Part 4

142K 4.2K 96
                                    

Mataku terbuka, sakitnya sudah hilang. Kamarku sudah sepi. Perlahan aku bangkit, menuju ruang makan.

"Kayla kamu sudah bangun? kamu baik-baik saja? Ricky tadi meminta ibu untuk membiarkanmu tidur lebih lama". Ibu sedang duduk sambil bermain dengan putriku.

Tanganku menyeret kursi. "kecapekan aja kayanya bu".

Ibu menghampiriku sambil membawa Aurel. "Kuliahmu-kan sudah selesai. Jaga kesehatanmu, kau sudah punya putri yang harus dirawat. Ibu tadi lihat Ricky sedang bertengkar dengan ibu-nya ditelepon sebelum pergi kerja? apa ibunya marah karena dia ikut pindah kesini".

Kepalaku menggeleng. "Kurang tau juga bu. Kayla belum komunikasi lagi sama bunda setelah pergi dari rumah". Gara-gara ucapanku semalam-kah.

Ibu kembali bangkit menuju kearah pintu depan. Ada suara ketukan terdengar. Aku masih terdiam, memikirkan sikap suamiku. Jarang kulihat dia bertengkar dengan bunda, lain hal-nya dengan Ariel.

"kamu sudah baikan?". Suara Ricky terdengar masuk. Dia mencium keningku, duduk dikursi sebelah.

Aku mengangguk. "kakak sudah pulang?". Kulirik jam yang menunjukan pukul satu siang.

"Pulang sebentar. Kakak ingin mengecek keadaanmu. Kamu benar-benar sudah sehat. Semalam tidurmu gelisah". Dia menatapku yang masih berantakan.

"ibu bilang kakak bertengkar dengan bunda. Karena ucapan Kayla semalam?". Tangannya mengusap rambutku. "Sedikit banyak tapi ada hal lain yang membuat kakak kesal. Kenapa kamu tidak bilang, buku tabungan gaji kakak dipegang bunda?"

Aku tersenyum kecut. "mau bagaimana lagi, bunda-kan ibunya kakak".

Tangannya menyodorkan sebuah buku tabungan. "ini kamu yang pegang sekarang".

"Biar masalah ini cepat selesai. Kita pergi ke rumah ayah. Kebetulan ayah dirumah, dia mencemaskanmu karena kau pergi tanpa bilang-bilang. Kita bicara baik-baik kalau sementara ini kita tinggal di rumah ibu". Sebenarnya aku masih enggan tapi mengingat ayah, aku tidak bisa menolak.
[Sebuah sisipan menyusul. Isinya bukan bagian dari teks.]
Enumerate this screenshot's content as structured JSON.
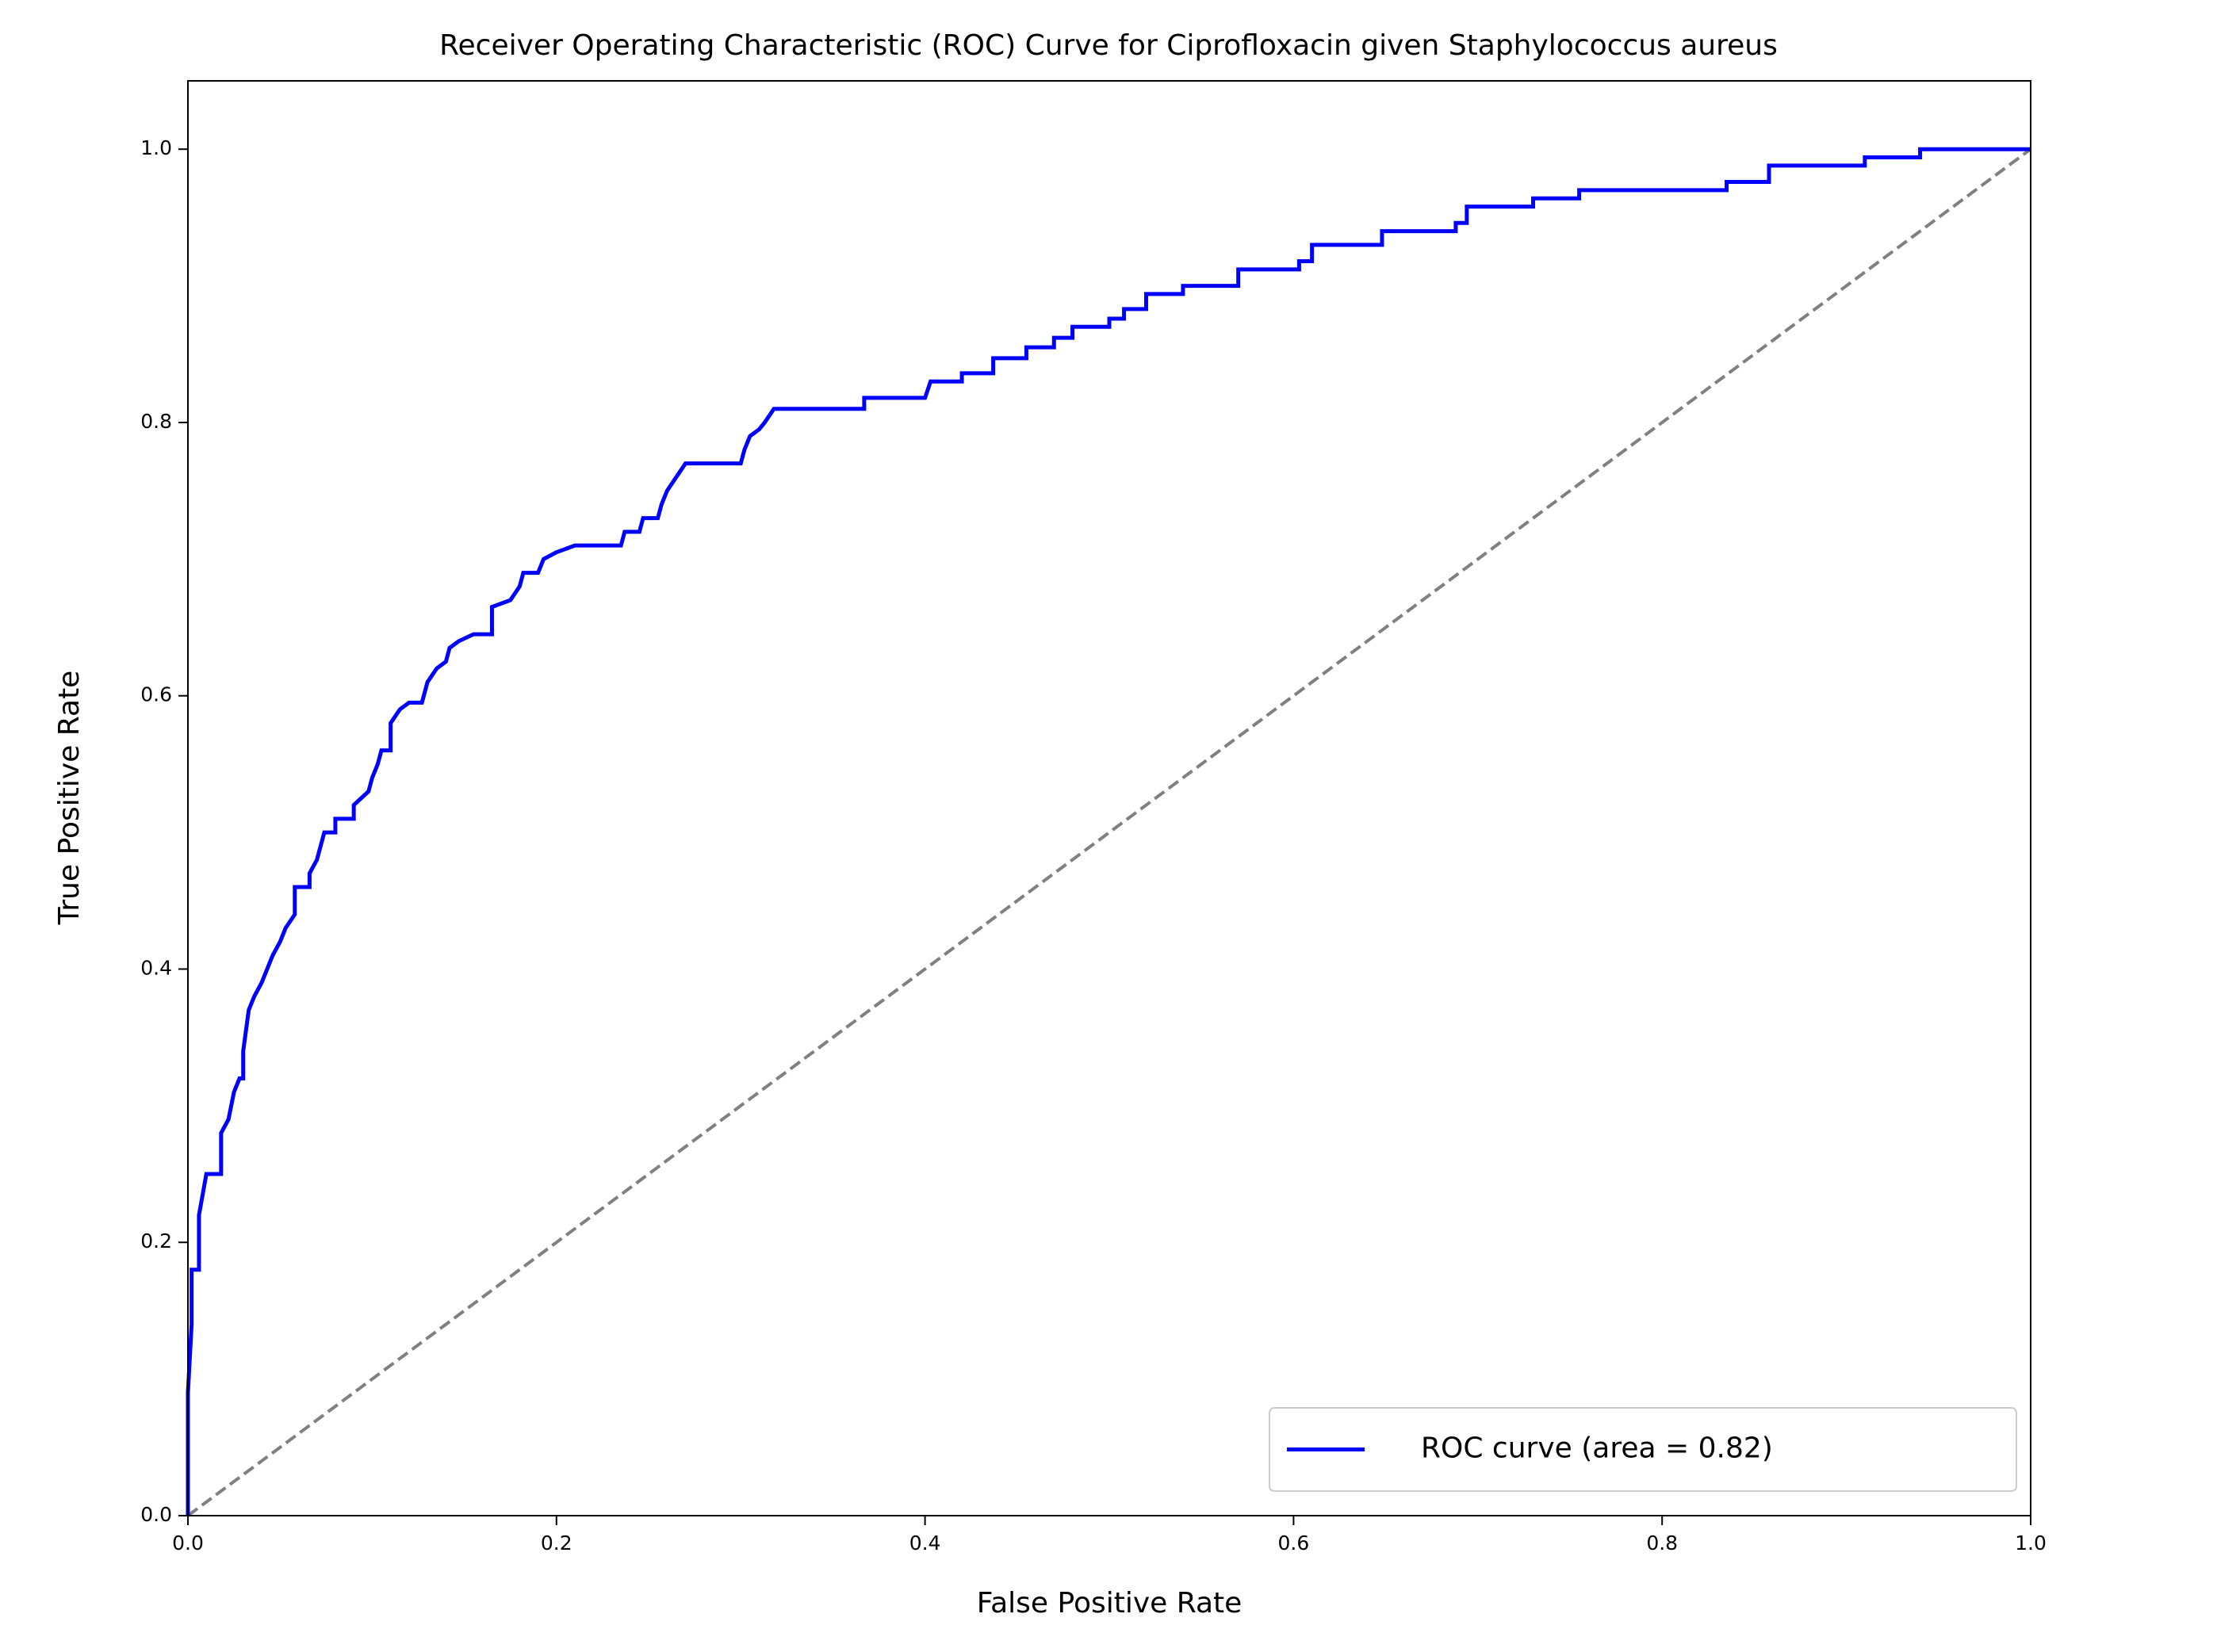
{
  "chart_data": {
    "type": "line",
    "title": "Receiver Operating Characteristic (ROC) Curve for Ciprofloxacin given Staphylococcus aureus",
    "x_label": "False Positive Rate",
    "y_label": "True Positive Rate",
    "xlim": [
      0,
      1
    ],
    "ylim": [
      0,
      1.05
    ],
    "xticks": [
      {
        "value": 0,
        "label": "0.0"
      },
      0.2,
      0.4,
      0.6,
      0.8,
      {
        "value": 1,
        "label": "1.0"
      }
    ],
    "yticks": [
      {
        "value": 0,
        "label": "0.0"
      },
      0.2,
      0.4,
      0.6,
      0.8,
      {
        "value": 1,
        "label": "1.0"
      }
    ],
    "legend": "lower right",
    "series": [
      {
        "name": "ROC curve (area = 0.82)",
        "color": "#0000ff",
        "x": [
          0,
          0,
          0.002,
          0.002,
          0.006,
          0.006,
          0.01,
          0.018,
          0.018,
          0.022,
          0.025,
          0.028,
          0.03,
          0.03,
          0.033,
          0.036,
          0.04,
          0.043,
          0.046,
          0.05,
          0.053,
          0.058,
          0.058,
          0.066,
          0.066,
          0.07,
          0.072,
          0.074,
          0.08,
          0.08,
          0.09,
          0.09,
          0.098,
          0.1,
          0.103,
          0.105,
          0.11,
          0.11,
          0.115,
          0.12,
          0.127,
          0.13,
          0.135,
          0.14,
          0.142,
          0.147,
          0.155,
          0.165,
          0.165,
          0.175,
          0.18,
          0.182,
          0.19,
          0.193,
          0.2,
          0.21,
          0.235,
          0.237,
          0.245,
          0.247,
          0.255,
          0.257,
          0.26,
          0.265,
          0.27,
          0.3,
          0.302,
          0.305,
          0.31,
          0.313,
          0.318,
          0.367,
          0.367,
          0.4,
          0.403,
          0.42,
          0.42,
          0.437,
          0.437,
          0.455,
          0.455,
          0.47,
          0.47,
          0.48,
          0.48,
          0.5,
          0.5,
          0.508,
          0.508,
          0.52,
          0.52,
          0.54,
          0.54,
          0.57,
          0.57,
          0.603,
          0.603,
          0.61,
          0.61,
          0.648,
          0.648,
          0.688,
          0.688,
          0.694,
          0.694,
          0.73,
          0.73,
          0.755,
          0.755,
          0.835,
          0.835,
          0.858,
          0.858,
          0.91,
          0.91,
          0.94,
          0.94,
          1
        ],
        "values": [
          0,
          0.09,
          0.14,
          0.18,
          0.18,
          0.22,
          0.25,
          0.25,
          0.28,
          0.29,
          0.31,
          0.32,
          0.32,
          0.34,
          0.37,
          0.38,
          0.39,
          0.4,
          0.41,
          0.42,
          0.43,
          0.44,
          0.46,
          0.46,
          0.47,
          0.48,
          0.49,
          0.5,
          0.5,
          0.51,
          0.51,
          0.52,
          0.53,
          0.54,
          0.55,
          0.56,
          0.56,
          0.58,
          0.59,
          0.595,
          0.595,
          0.61,
          0.62,
          0.625,
          0.635,
          0.64,
          0.645,
          0.645,
          0.665,
          0.67,
          0.68,
          0.69,
          0.69,
          0.7,
          0.705,
          0.71,
          0.71,
          0.72,
          0.72,
          0.73,
          0.73,
          0.74,
          0.75,
          0.76,
          0.77,
          0.77,
          0.78,
          0.79,
          0.795,
          0.8,
          0.81,
          0.81,
          0.818,
          0.818,
          0.83,
          0.83,
          0.836,
          0.836,
          0.847,
          0.847,
          0.855,
          0.855,
          0.862,
          0.862,
          0.87,
          0.87,
          0.876,
          0.876,
          0.883,
          0.883,
          0.894,
          0.894,
          0.9,
          0.9,
          0.912,
          0.912,
          0.918,
          0.918,
          0.93,
          0.93,
          0.94,
          0.94,
          0.946,
          0.946,
          0.958,
          0.958,
          0.964,
          0.964,
          0.97,
          0.97,
          0.976,
          0.976,
          0.988,
          0.988,
          0.994,
          0.994,
          1,
          1
        ]
      }
    ],
    "reference_line": {
      "color": "#808080",
      "dashed": true,
      "x": [
        0,
        1
      ],
      "values": [
        0,
        1
      ]
    }
  }
}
Setelah bersiap-siap dan menyusui aurel, kami segera pergi. Sebelum tiba dirumah ayah, Ricky menyempatkan membeli sebuah buket bunga besar untuk bunda. Hal yang suka membuatku cemburu. Hampir seminggu sekali Ricky membeli bunga untuk bundanya. Selama kenal, dia belum pernah membelikanku satu batangpun. Tapi aku tidak bisa mengatakannya karena gengsi.

Tiba dirumah, ayah menyambut kami. Ariel juga ada dirumah. Sementara Ricky memberikan bunga untuk bundanya, sikap Ricky membuat bundanya terlihat senang.

Bola mata ayah beralih padaku, menangkap sorot sedih dimataku. "Ricky, ayah perhatikan kau sering membelikan bundamu bunga. Tapi ayah tidak pernah melihat kau melakukan hal yang sama pada istrimu". Teguran ayah membuatku kaget. Tidak menyangka perasaanku terbaca.

"iya. Ariel aja tiap ngapel pasti bawain bunga atau sesuatu sama pacar". Tambah Ariel dengan senyum mengejek.

Ricky menatapku. "kayla kayanya ga suka hal kayak gitu yah". gumannya.

"kak Kayla ga suka bukan berarti ga mau kak, apalagi yang ngasih suami sendiri". celetuk Ariel lagi.

"sudah. Kakakmu tidak usah diganggu lagi. Dia-kan capek kerja seharian". Bunda hanya melirik sekilas padaku. Bunga ditangannya belum dilepas. Seolah mengejekku yang memang belum pernah diberi satu batang-pun.

Aku tetap mencoba tersenyum. Bersabar walaupun sebenarnya ingin cepat pulang. Selanjutnya hanya omongan biasa, Ricky yang paling banyak bicara. Bunda cuma bisa menggerutu karena sejak tinggal dirumahku, kesempatannya bertemu aurel semakin jarang.